Верея прикусила губу до крови.
«Ну нет! Не должен был он учуять Кощея! Проклятье! Все Баюну под хвост!»
В голове ее мелькнула отчаянная, безумная мысль: «Давно я не целовалась… Не помню даже, как это. Ох, с ним-то, с Велесом, я в последнюю очередь сближаться стала бы…»
Но выбора не оставалось. Нужно было отвлечь бога. Сейчас же. Прямо сейчас.
Велес уже начал было движение в сторону леса, его внимание полностью, как щупальцами, переключилось на невидимую, но остро ощущаемую угрозу. Верея действовала на чистом инстинкте, на отчаянной решимости. Она резко шагнула ему навстречу, преградив путь своей грудью.
– Велес! – выкрикнула она не своим, срывающимся голосом.
Бог машинально остановился, обернулся к ней. В его глазах еще горело изумление и настороженность, сознание еще было там, во тьме липовых зарослей. Верея, не дав ему опомниться, вскинула руки, вцепилась пальцами в богато расшитый ворот его дорогой рубахи и резко, со всей силы потянула к себе. Их лица оказались в паре дюймов друг от друга. Велес замер, ошеломленный, опешивший от такой наглости.
– Заболтала, говоришь? – прошептала Верея, глядя ему прямо в глаза, в самые зрачки, стараясь одурманить его этим взглядом. – А может, просто… скучала?
И прежде чем он успел что-то понять, сообразить да ответить, она прижалась губами к его губам. Жестко. Решительно. Без нежности, только расчет и необходимость. Велес вздрогнул. Замешкался на долю секунды, тело его напряглось от неожиданности… а потом его руки, мощные и властные, обхватили ее талию, прижали к себе с такой грубой силой, что у ведьмы перехватило дыхание и, кажется, хрустнули ребра. Его губы ответили – не лаской, а требовательным, жадным, почти звериным натиском. Когда она попыталась отстраниться, его язык грубо, насильно проник в ее рот, скользнул по ее языку да зубам.
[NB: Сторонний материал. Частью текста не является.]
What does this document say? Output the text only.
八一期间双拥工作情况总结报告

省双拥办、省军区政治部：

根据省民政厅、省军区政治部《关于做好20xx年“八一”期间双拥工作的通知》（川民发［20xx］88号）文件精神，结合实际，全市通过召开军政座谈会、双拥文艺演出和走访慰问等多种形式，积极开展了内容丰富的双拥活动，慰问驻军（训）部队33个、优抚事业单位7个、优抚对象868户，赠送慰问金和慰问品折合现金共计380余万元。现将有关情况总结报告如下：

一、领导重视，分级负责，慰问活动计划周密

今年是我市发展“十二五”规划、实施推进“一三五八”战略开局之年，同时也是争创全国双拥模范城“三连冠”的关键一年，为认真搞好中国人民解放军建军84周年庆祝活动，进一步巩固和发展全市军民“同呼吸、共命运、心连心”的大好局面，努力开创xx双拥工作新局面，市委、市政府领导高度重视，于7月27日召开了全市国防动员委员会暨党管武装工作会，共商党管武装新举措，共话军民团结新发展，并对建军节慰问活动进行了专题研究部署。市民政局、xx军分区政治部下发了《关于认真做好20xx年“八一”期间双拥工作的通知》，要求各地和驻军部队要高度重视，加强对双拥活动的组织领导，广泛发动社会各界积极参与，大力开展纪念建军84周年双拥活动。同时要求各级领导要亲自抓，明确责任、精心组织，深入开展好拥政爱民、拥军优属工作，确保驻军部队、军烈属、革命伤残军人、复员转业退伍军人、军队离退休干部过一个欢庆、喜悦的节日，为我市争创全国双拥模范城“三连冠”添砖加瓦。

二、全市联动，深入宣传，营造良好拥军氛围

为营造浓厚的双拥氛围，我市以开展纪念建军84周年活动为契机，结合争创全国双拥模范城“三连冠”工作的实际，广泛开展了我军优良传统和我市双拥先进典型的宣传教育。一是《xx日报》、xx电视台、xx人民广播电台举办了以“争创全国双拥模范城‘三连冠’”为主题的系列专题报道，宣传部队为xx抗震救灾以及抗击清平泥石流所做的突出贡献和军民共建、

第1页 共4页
У Вереи сердце забилось, как пойманная птица, бешено и беспомощно. На мгновение сознание помутилось, в глазах поплыли круги. По телу разлился жар, волной накативший откуда-то из глубины, из забытых инстинктов. Дикое, необузданное, давно забытое желание, смешанное с омерзением, ворвалось в мысли, сметая осторожность и расчет.
«Колдовство его… наваждение… или просто…» – мелькнуло где-то на самом краю затуманившегося сознания. Но длилось это лишь миг, одно-единственное мгновение.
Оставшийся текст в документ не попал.